Ryan: This reminds me of Adam Grant’s theory when it comes to givers and takers and matchers. I’m a firm believer that givers will win every time in the long run, or pretty much the overruling majority of the time. However, we’ve all witnessed takers who win in the short-term, maybe they found ways to fool people. When you see people who are takers who have some success, how do you deal with that?
“If you are a person who lives in a place of gratitude, you will find a way to give because you’re so grateful for the things that you’ve been given.”
Kat: The real downside of takers benefitting in the short-term is that it can convince others they should be that way, too. I was raised by a woman who’s a giver and saw how that turned out and how my sisters and I turned out, and I’m convinced that is a path that can survive anything. So, I’ve got a deep level of confidence and commitment to that.
Then you have to learn how to deal with not so much your own thoughts around a taker being successful, but rather, the impact on the team or the organization you’re with. What does it say culturally if a taker is rewarded?
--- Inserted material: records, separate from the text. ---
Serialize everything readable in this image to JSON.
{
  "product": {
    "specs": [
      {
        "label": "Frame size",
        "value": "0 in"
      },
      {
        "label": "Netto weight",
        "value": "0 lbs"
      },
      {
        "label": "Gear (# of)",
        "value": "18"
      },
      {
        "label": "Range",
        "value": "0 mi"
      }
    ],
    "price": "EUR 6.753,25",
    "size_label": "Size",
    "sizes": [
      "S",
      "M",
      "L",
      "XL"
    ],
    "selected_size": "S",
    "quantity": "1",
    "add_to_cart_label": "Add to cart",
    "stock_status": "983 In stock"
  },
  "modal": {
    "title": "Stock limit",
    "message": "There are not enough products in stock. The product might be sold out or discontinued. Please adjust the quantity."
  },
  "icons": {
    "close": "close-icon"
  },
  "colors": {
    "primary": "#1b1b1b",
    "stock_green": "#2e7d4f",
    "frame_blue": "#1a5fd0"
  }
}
People become takers, people become destructive achievers because of something that has shaped them in their world and you’re not going to undo that in a conversation. It takes therapy or it takes a drastic crisis, an incredible humbling event. And so, I remember there’s only so much I can control, but I try to be a positive input. The other thing is I need to demonstrate more examples of how kindness and giving and productive achievement is the way.